SECURITIES AND EXCHANGE COMMISSION

Washington, D.C. 20549

SCHEDULE 13D

Under the Securities Exchange Act of 1934

(Amendment No. n/a )*

BLACKROCK NEW YORK MUNICIPAL INCOME TRUST

(Name of Issuer)

VARIABLE RATE DEMAND PREFERRED SHARES

(Title of Class of Securities)

09248L502

(CUSIP Number)

Bank of America Corporation

Bank of America Corporate Center

100 North Tryon Street

Charlotte, North Carolina 28255

(Name, Address and Telephone Number of Person

Authorized to Receive Notices and Communications)

March 31, 2021

(Date of Event Which Requires Filing of this Statement)

If the filing person has previously filed a statement on Schedule 13G to report the acquisition which is the subject of this Schedule 13D, and is filing this schedule because of Rule 13d-1(e), 13d-1(f) or 13d-1(g), check the following box ☐.

*The remainder of this cover page shall be filled out for a reporting person’s initial filing on this form with respect to the subject class of securities, and for any subsequent amendment containing information which would alter disclosures provided in a prior cover page.

The information required in the remainder of this cover page shall not be deemed to be “filed” for the purpose of Section 18 of the Securities Exchange Act of 1934 (“Act”) or otherwise subject to the liabilities of that section of the Act but shall be subject to all other provisions of the Act (however, see the Notes).

SCHEDULE 13D

CUSIP No. 09248L502

1 NAMES OF REPORTING PERSONS
Bank of America Corporation 56-0906609
2 CHECK THE APPROPRIATE BOX IF A MEMBER OF A GROUP (a)
(b)
3 SEC USE ONLY
4 SOURCE OF FUNDS (SEE INSTRUCTIONS)
WC
5 CHECK BOX IF DISCLOSURE OF LEGAL PROCEEDINGS IS REQUIRED PURSUANT TO ITEM 2(D) OR 2(E)
6 CITIZENSHIP OR PLACE OF ORGANIZATION
Delaware
NUMBER OF SHARES BENEFICIALLY OWNED BY EACH REPORTING PERSON WITH 7 SOLE VOTING POWER
0
8 SHARED VOTING POWER
945
9 SOLE DISPOSITIVE POWER
0
10 SHARED DISPOSITIVE POWER
945
11 AGGREGATE AMOUNT BENEFICIALLY OWNED BY EACH REPORTING PERSON
945
12 CHECK BOX IF THE AGGREGATE AMOUNT IN ROW (11) EXCLUDES CERTAIN SHARES (SEE INSTRUCTIONS)
13 PERCENT OF CLASS REPRESENTED BY AMOUNT IN ROW (11)
100%
14 TYPE OF REPORTING PERSON (SEE INSTRUCTIONS)
HC

SCHEDULE 13D

CUSIP No. 09248L502

1 NAMES OF REPORTING PERSONS
Banc of America Preferred Funding Corporation 75-2939570
2 CHECK THE APPROPRIATE BOX IF A MEMBER OF A GROUP (a)
(b)
3 SEC USE ONLY
4 SOURCE OF FUNDS (SEE INSTRUCTIONS)
WC
5 CHECK BOX IF DISCLOSURE OF LEGAL PROCEEDINGS IS REQUIRED PURSUANT TO ITEM 2(D) OR 2(E)
6 CITIZENSHIP OR PLACE OF ORGANIZATION
Delaware
NUMBER OF SHARES BENEFICIALLY OWNED BY EACH REPORTING PERSON WITH 7 SOLE VOTING POWER
0
8 SHARED VOTING POWER
945
9 SOLE DISPOSITIVE POWER
0
10 SHARED DISPOSITIVE POWER
945
11 AGGREGATE AMOUNT BENEFICIALLY OWNED BY EACH REPORTING PERSON
945
12 CHECK BOX IF THE AGGREGATE AMOUNT IN ROW (11) EXCLUDES CERTAIN SHARES (SEE INSTRUCTIONS)
13 PERCENT OF CLASS REPRESENTED BY AMOUNT IN ROW (11)
100%
14 TYPE OF REPORTING PERSON (SEE INSTRUCTIONS)
CO

Item 1 Security and Issuer

This Statement on Schedule 13D (this “ Statement ”) relates to the purchase of 945 variable rate demand preferred shares (CUSIP No. 09248L502) (“ VRDP Shares ”) of BlackRock New York Municipal Income Trust (the “ Issuer ” or the “ Company ”).
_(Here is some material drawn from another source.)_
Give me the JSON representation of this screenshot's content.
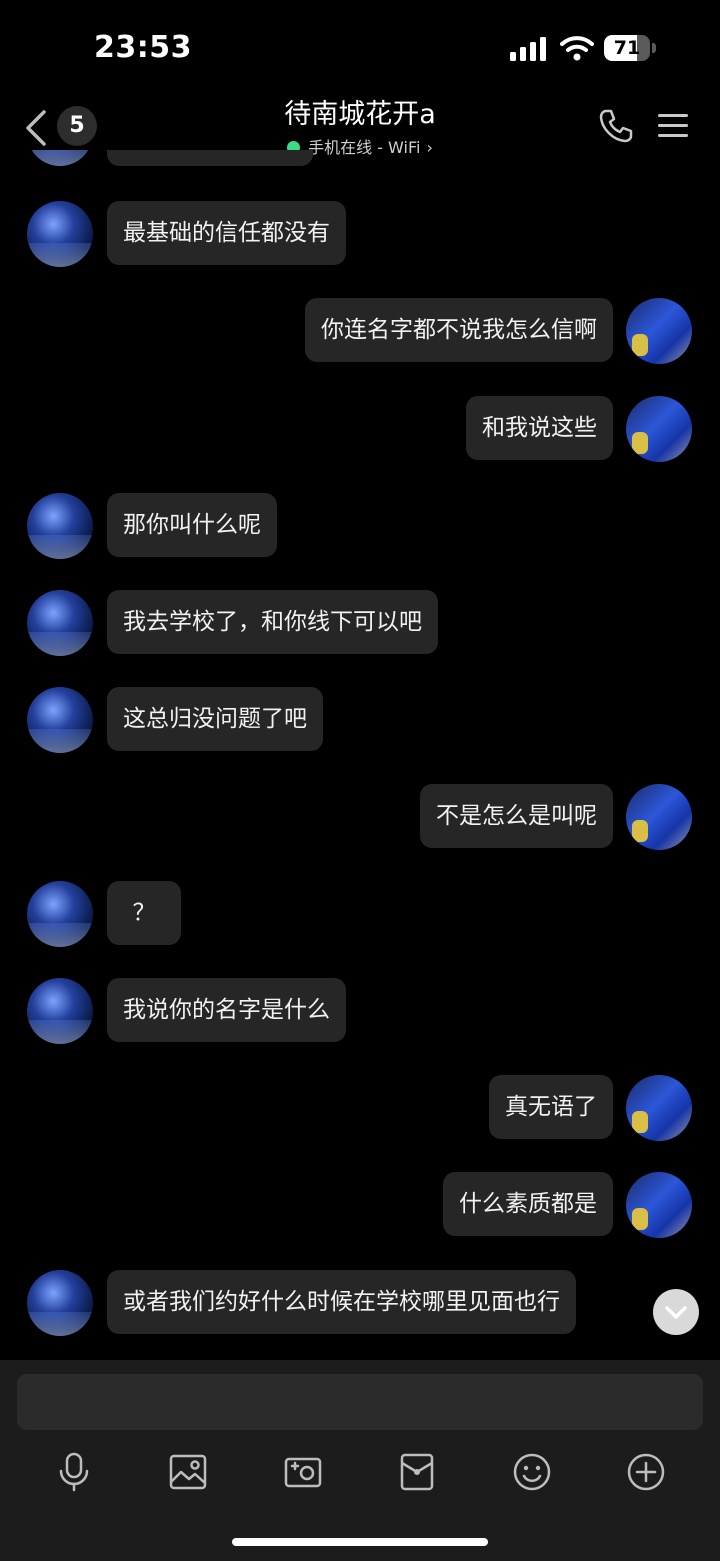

This Statement is being filed by the Reporting Persons (as defined below) as a result of the purchase of VRDP Shares by BAPFC (as defined below). The Issuer’s principal executive offices are located at 100 Bellevue Parkway, Wilmington, Delaware 19808.

Item 2 Identity and Background

(a) This Statement is being filed on behalf of each of the following persons (collectively, the “ Reporting Persons ”):

i. Bank of America Corporation (“ BAC ”)

ii. Banc of America Preferred Funding Corporation (“ BAPFC ”)
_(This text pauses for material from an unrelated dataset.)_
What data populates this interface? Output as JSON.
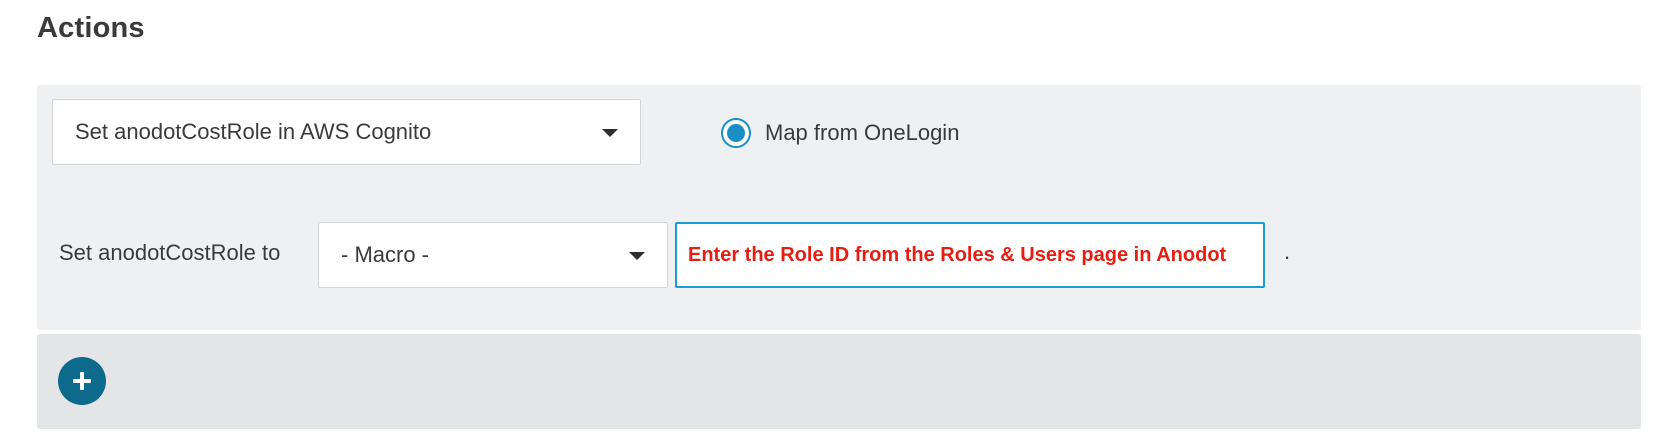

This Statement relates to the VRDP Shares that were purchased for the account of BAPFC.

(b) The address of the principal business office of BAC is:

Bank of America Corporate Center

100 North Tryon Street

Charlotte, North Carolina 28255

The address of the principal business office of BAPFC is:

214 North Tryon Street

Charlotte, North Carolina 28255

(c) BAC and its subsidiaries provide diversified global financial services and products. The principal business of BAPFC is to make investments and provide loans to clients.

Information concerning each executive officer, director and controlling person (the “ Listed Persons ”) of the Reporting Persons is listed on Schedule I attached hereto, and is incorporated by reference herein. To the knowledge of the Reporting Persons, all of the Listed Persons are citizens of the United States, other than as otherwise specified on Schedule I hereto.

(d) Other than as set forth on Schedule II, during the last five years, none of the Reporting Persons, and to the best knowledge of the Reporting Persons, none of the Listed Persons, have been convicted in a criminal proceeding (excluding traffic violations or similar misdemeanors) or was a party to a civil proceeding of a judicial or administrative body of competent jurisdiction as a result of which such person was or is subject to a judgment, decree or final order enjoining future violations of, or prohibiting or mandating activities subject to, federal or state securities laws, or finding any violation with respect to such laws.

Item 3 Source and Amount of Funds or Other Consideration

The aggregate amount of funds used by the Reporting Persons to purchase the securities reported herein was approximately $94,500,000. The source of funds was the working capital of the Reporting Persons.

The Reporting Persons declare that neither the filing of this Statement nor anything herein shall be construed as an admission that such person is, for the purposes of Section 13(d) of the Exchange Act or any other purpose, (i) acting (or has agreed or is agreeing to act together with any other person) as a partnership, limited partnership, syndicate, or other group for the purpose of acquiring, holding or disposing of securities of the Company or otherwise with respect to the Company or any securities of the Company or (ii) a member of any group with respect to the Company or any securities of the Company.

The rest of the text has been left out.